Third, there are kindred souls wherever you travel, but sometimes the best person to have one-on-one time with is yourself. Every new friend and learning experience, I cherished as a pure gift, one I only had because I dared to find them. At the same time, there are adventures I cherish even more because I did it alone: travelling through armed checkpoints in Palestine, impulsively buying a 12-hour bus ticket to Lumbini, the Buddha’s birthplace, or realizing I had no cash at dinner and scrounging my way to my apartment in another city in Italy.

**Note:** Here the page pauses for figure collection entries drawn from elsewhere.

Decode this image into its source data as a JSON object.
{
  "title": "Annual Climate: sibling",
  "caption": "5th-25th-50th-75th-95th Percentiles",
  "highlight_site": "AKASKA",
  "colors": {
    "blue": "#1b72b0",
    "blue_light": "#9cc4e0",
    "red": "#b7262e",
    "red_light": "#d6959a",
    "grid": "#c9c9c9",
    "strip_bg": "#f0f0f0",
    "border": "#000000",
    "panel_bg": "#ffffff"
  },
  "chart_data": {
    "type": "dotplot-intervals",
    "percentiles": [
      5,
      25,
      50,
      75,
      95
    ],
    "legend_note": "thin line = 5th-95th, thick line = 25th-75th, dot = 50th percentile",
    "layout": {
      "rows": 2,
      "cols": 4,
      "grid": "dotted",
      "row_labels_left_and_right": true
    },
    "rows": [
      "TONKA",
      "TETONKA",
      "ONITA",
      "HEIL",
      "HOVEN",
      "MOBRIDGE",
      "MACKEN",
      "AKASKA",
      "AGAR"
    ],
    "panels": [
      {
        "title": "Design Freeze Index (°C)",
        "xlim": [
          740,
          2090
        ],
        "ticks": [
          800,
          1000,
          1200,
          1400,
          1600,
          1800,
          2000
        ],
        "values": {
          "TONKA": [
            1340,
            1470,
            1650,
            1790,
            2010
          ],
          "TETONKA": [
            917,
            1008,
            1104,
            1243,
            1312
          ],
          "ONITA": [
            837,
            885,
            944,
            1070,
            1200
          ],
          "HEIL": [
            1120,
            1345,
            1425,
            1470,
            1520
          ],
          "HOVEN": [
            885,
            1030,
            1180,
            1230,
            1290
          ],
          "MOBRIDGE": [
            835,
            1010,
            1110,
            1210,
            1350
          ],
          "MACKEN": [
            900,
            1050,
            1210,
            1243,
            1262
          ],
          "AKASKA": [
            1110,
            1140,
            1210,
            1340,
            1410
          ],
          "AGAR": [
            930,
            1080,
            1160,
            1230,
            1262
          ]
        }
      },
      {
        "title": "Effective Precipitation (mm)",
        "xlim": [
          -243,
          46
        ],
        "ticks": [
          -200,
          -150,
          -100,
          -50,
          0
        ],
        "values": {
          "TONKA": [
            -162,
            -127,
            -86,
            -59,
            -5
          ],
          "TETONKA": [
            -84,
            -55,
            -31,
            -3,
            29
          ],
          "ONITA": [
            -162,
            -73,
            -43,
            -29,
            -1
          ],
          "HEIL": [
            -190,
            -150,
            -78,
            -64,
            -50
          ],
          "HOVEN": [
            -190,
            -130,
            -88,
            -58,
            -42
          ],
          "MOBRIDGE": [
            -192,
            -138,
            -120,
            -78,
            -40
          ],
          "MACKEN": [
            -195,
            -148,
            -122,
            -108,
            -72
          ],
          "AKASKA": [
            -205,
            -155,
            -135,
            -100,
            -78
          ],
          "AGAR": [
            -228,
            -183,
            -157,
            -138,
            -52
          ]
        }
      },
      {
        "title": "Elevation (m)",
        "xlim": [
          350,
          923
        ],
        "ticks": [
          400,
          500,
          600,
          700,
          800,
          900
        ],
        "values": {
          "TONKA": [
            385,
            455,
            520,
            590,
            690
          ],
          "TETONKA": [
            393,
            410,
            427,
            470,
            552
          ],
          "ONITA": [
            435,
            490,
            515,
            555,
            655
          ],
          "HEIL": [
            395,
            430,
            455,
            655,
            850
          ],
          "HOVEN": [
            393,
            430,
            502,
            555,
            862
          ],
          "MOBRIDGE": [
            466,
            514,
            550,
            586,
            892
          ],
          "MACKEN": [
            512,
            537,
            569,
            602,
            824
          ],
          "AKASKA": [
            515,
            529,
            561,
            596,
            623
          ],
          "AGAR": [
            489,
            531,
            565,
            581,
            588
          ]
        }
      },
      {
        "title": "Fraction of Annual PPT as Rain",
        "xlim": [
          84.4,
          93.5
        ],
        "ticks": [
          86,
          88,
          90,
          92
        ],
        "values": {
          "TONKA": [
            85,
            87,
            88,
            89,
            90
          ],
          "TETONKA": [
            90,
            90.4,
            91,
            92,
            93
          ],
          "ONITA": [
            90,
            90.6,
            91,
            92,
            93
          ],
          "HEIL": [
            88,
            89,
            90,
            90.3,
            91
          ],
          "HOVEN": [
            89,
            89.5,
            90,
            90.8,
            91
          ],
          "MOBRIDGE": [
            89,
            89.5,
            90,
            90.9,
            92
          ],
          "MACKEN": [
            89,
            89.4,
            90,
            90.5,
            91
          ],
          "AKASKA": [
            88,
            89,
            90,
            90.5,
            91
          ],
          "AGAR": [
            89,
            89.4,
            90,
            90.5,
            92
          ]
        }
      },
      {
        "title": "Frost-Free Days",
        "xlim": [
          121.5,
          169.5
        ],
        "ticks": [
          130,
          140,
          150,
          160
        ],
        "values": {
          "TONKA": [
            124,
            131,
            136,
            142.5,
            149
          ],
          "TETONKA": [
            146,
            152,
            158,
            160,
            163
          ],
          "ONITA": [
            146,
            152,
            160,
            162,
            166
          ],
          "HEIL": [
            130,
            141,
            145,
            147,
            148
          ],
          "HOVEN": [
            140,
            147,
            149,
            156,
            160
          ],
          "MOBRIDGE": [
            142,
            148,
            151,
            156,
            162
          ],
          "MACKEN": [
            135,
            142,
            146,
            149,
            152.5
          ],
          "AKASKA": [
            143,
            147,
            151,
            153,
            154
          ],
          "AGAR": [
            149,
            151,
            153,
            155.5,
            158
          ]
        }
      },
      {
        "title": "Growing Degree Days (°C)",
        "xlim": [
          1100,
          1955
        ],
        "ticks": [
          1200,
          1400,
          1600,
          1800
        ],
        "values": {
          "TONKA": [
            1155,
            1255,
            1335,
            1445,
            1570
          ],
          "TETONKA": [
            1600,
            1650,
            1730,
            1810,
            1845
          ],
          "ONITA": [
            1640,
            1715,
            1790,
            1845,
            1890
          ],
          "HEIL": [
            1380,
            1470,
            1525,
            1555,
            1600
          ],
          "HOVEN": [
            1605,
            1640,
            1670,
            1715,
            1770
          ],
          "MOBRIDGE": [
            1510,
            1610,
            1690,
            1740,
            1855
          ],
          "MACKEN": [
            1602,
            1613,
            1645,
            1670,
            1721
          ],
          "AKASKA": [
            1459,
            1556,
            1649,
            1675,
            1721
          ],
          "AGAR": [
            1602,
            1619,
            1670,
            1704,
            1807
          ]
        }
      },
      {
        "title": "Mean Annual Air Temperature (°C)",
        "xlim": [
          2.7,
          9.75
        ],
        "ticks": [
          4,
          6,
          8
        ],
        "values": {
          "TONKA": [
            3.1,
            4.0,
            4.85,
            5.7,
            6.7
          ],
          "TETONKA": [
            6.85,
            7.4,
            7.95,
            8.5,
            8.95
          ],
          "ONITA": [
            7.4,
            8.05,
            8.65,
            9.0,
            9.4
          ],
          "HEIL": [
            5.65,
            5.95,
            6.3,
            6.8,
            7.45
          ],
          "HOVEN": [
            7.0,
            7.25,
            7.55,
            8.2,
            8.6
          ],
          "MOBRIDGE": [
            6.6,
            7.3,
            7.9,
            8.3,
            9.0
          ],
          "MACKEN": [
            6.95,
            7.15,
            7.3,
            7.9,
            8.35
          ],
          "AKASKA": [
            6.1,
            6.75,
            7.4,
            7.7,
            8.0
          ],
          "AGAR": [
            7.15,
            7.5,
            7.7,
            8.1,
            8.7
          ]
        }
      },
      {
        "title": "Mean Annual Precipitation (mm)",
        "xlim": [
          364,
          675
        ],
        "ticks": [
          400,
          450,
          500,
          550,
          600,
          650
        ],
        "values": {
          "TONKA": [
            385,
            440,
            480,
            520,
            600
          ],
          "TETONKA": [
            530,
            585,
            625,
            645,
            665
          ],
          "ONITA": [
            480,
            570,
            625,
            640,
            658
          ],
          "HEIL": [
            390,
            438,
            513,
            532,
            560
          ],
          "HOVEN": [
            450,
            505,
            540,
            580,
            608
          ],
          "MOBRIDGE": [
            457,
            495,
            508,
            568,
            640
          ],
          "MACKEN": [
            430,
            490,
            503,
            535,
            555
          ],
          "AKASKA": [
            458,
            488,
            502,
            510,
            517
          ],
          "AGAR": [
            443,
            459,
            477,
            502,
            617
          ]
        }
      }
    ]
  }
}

In some of those moments alone when I was brought to crisis, I completely fell apart and felt like a stranger to myself, a far cry from this image I had of walking back on campus with a poised, confident stride. And yet, there were also moments when I surprised myself with a flash of strength. There were moments I am still unable to express because of their deep, carving pain and moments I will never choose to express because of their precious beauty and secret holiness. Those, I can only have to myself.
It’s futile to explain all the takeaways of my gap year in one retelling. The very nature of what I learned rejects such a challenge. During the continuous journey of self-discovery and in the trials and tribulations that forge a career well-lived, there is never a well-marked linear path. It is not like climbing a mountain trail, when you mount the peak and say, “I have arrived. This is it.” Growth isn’t always in a direction: Sometimes it means pushing up against our hard corners in extreme times, and other times, it is pulling back to reveal an inner softness we forgot. At this point, I’ve given up on trying to label things. I just go where I feel is best. And Harvard, though always the ending place of my gap year, was never the final destination. The journey continues.
Jerrica H. Li ’21 is a Comparative Literature concentrator in Adams House. Her column usually appears on alternate Wednesdays.